Listening in to Clark Lounge on April 1, the faint chatter of students looking to meet a new living buddy backdropped by the jolting sounds of the Mario Kart soundtrack filled the air. This is because the Residence Hall Association held the Room and Board Games: Roommate Mixer event with the aim of allowing returning students to meet their potential roommates for the next academic year.
The event was open to all students, regardless of year, who wished to join in on the activities, which included some board games and Mario Kart. Meanwhile, representatives from the Office of Residential Life were there to answer any questions related to housing.
Some came for the opportunity to meet their potential roommate in person, while others were more enticed by the free food and the opportunity to relax and hang out with others. Still, the students who were unsure of their living situation next year got to reach out and meet new people.
Junior Nico Goodbar, who went to the event with sophomore Ren Kato, said events like these can help connect people through common interests.
“I think it’s a lot easier to facilitate a roommate meeting process in person,” Goodbar said. “With events like this where there are things that people can kind of talk about and have in common with each other, like Mario Kart and food.”

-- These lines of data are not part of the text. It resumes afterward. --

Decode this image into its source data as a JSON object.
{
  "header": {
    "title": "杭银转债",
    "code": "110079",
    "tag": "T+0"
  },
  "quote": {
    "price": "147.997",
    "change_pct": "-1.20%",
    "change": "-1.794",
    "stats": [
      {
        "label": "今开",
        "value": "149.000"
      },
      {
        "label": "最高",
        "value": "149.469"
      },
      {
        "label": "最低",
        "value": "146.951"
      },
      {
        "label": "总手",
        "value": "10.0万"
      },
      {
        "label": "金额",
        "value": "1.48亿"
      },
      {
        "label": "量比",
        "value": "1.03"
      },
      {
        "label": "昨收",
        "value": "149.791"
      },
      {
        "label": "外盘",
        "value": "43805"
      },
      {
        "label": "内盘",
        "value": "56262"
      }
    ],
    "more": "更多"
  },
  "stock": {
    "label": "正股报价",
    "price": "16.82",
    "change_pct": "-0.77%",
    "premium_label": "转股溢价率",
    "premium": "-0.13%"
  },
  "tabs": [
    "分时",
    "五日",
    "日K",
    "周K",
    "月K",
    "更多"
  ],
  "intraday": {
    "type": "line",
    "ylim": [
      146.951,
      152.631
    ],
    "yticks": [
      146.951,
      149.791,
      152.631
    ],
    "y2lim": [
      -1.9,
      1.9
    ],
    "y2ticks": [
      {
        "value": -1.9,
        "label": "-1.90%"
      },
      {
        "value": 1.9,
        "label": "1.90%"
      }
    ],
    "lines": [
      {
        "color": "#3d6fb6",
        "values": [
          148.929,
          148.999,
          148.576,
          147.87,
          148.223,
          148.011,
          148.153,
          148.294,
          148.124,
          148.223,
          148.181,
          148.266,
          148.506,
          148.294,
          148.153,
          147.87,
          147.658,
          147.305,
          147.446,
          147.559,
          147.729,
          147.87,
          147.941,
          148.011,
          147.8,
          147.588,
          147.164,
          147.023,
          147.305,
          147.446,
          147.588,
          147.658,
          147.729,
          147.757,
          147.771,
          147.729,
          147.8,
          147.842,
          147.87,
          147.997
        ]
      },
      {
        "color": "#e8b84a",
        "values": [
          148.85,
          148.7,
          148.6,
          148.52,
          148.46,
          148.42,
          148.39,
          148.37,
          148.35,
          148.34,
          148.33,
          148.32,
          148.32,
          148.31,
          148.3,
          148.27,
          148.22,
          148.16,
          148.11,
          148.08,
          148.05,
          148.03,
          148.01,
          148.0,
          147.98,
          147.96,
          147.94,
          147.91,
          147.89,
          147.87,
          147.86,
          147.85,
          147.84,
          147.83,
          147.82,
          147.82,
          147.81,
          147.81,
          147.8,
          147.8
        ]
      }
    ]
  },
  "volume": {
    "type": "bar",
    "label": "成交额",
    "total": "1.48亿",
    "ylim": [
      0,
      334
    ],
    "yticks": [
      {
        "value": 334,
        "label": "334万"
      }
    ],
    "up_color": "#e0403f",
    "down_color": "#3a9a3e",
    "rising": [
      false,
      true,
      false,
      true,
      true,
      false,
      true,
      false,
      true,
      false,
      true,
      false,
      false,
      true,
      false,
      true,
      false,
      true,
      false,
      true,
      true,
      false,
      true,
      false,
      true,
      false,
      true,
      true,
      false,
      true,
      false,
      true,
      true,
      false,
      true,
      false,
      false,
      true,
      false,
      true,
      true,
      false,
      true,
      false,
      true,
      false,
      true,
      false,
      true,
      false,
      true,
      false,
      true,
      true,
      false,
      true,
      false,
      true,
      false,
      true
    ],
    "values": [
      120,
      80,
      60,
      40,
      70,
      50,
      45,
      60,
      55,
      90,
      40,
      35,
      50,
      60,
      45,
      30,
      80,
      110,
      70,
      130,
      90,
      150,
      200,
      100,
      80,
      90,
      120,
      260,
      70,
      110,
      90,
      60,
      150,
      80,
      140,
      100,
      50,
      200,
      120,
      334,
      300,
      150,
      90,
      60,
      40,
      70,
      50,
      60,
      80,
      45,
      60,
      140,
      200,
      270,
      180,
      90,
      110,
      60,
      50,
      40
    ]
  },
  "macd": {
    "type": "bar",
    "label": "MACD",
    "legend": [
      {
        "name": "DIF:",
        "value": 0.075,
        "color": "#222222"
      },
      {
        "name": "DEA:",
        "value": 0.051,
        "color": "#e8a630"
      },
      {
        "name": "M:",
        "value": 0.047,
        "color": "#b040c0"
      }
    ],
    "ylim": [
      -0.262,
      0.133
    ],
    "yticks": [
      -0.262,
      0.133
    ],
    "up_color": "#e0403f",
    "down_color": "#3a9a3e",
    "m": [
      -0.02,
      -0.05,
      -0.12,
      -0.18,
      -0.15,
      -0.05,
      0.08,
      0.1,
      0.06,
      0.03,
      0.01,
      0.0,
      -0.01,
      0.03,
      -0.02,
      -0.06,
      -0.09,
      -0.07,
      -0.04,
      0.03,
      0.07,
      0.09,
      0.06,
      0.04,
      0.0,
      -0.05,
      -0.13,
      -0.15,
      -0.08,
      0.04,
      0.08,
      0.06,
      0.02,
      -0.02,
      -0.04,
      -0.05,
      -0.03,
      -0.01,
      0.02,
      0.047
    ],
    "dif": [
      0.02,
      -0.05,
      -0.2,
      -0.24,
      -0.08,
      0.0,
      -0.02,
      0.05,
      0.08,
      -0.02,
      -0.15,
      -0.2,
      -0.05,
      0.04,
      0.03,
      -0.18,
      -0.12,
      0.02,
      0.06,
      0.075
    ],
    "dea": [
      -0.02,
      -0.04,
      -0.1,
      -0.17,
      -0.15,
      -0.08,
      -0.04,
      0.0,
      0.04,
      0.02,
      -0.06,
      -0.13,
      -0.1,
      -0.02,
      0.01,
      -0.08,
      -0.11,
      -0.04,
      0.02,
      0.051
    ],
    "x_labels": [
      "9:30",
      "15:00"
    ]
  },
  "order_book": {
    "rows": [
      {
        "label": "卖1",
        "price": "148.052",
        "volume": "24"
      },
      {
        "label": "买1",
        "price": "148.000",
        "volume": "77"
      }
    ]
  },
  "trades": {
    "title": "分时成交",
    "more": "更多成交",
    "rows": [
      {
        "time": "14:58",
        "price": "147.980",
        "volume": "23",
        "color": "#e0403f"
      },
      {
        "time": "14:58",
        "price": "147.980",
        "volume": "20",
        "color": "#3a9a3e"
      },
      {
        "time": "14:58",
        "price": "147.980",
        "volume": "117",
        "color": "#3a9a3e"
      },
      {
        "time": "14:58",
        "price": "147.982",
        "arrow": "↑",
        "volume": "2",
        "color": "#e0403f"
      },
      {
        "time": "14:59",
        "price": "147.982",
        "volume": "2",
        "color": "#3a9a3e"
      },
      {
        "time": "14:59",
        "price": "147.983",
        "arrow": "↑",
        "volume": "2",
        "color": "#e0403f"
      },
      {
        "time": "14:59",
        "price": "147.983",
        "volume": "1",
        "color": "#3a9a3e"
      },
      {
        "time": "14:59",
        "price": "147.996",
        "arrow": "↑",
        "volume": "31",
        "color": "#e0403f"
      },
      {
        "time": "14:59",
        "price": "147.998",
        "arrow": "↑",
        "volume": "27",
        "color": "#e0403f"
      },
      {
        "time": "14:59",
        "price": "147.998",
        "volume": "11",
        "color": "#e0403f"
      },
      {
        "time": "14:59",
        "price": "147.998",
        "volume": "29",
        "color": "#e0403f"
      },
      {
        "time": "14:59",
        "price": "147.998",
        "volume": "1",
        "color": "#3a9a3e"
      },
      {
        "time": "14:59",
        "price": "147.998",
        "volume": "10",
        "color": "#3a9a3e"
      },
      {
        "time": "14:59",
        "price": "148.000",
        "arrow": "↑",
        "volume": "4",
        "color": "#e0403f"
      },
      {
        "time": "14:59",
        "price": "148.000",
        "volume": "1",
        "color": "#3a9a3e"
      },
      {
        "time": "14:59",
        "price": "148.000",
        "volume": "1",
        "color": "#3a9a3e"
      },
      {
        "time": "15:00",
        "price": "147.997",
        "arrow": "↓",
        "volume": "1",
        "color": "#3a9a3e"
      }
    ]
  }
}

It could be nerve-racking moving in with a completely new person before meeting them. According to the Churchill Observer, more and more people are using social media to find their new roommates. However, the roommate selection process can prove to be difficult without meeting potential roommates in person. Students have the opportunity to scout out potential roommates through Facebook groups or can be randomly assigned a roommate through the housing selection process, where students are asked a series of questions regarding roommate preferences.
First-year student Leticia Rebelo de Oliveira said she only found out about the event when passing by, but she wanted to know more about what it was all about. Rebelo de Oliveira said the housing process can be confusing and intimidating for many students who are also trying to deal with their everyday school routine and it is easy to feel lost in the process, especially without knowing who their roommate will be.
“I’m [a resident assistant] right now, and I feel that a lot of my residents are trying to choose which building they want to live [in], if they want to live with the same roommate or if they want to change, and I feel it is hard, usually, to find people if you don’t have the goal to find people to be your roommate,” Rebelo de Oliveira said.
First-year student Jason Gertzman, who found out about the event through an email, said he felt it would have been easier to approach new people if there was a bigger turnout.
“I think there could definitely be more people and that if they merged with another club or another organization it would have definitely had more people and been successful, but it definitely wasn’t too bad,” Gertzman said.
Sophomore Kathi Hodel, a member of the RHA, an organization dedicated to helping students engage with on-campus life, said RHA can further push for more student engagement for events in the future by spreading the word through increased use of social media.
“I think more advertisement is always the main goal, like maybe posting more on social media about it, and putting it up in student dorms,” Hodel said.
Still, Hodel said she believed that the event was largely successful in getting people to stay and meet other students. The people who had questions for the Office of Residential Life about housing were able to get those questions answered, which was one of their main goals.
Hodel also said this was the first time she had worked on an event like this and was excited about the engagement that it got. She said events like these are especially important for first-year students who are still new to the process and need help getting through this complicated process.
The environment around the entire event was calm and welcoming. The room was open for anyone to freely move around and start up a conversation. Hodel said she believes this is vital because, to many students, talking about housing is nothing but a daunting task. The more open and widely available events like these are, the less likely students will feel misguided in their housing journey.
“There is a lot of misinformation [about the housing process] being spread around, like, ‘Oh, my friend told me this,’ and clearly that is not always true, and then it’s like, well, what are you supposed to do about this,” Hodel said. “And it is also helpful, I believe, to meet new people because that can be tough, and just getting to know others. That was our goal for this.”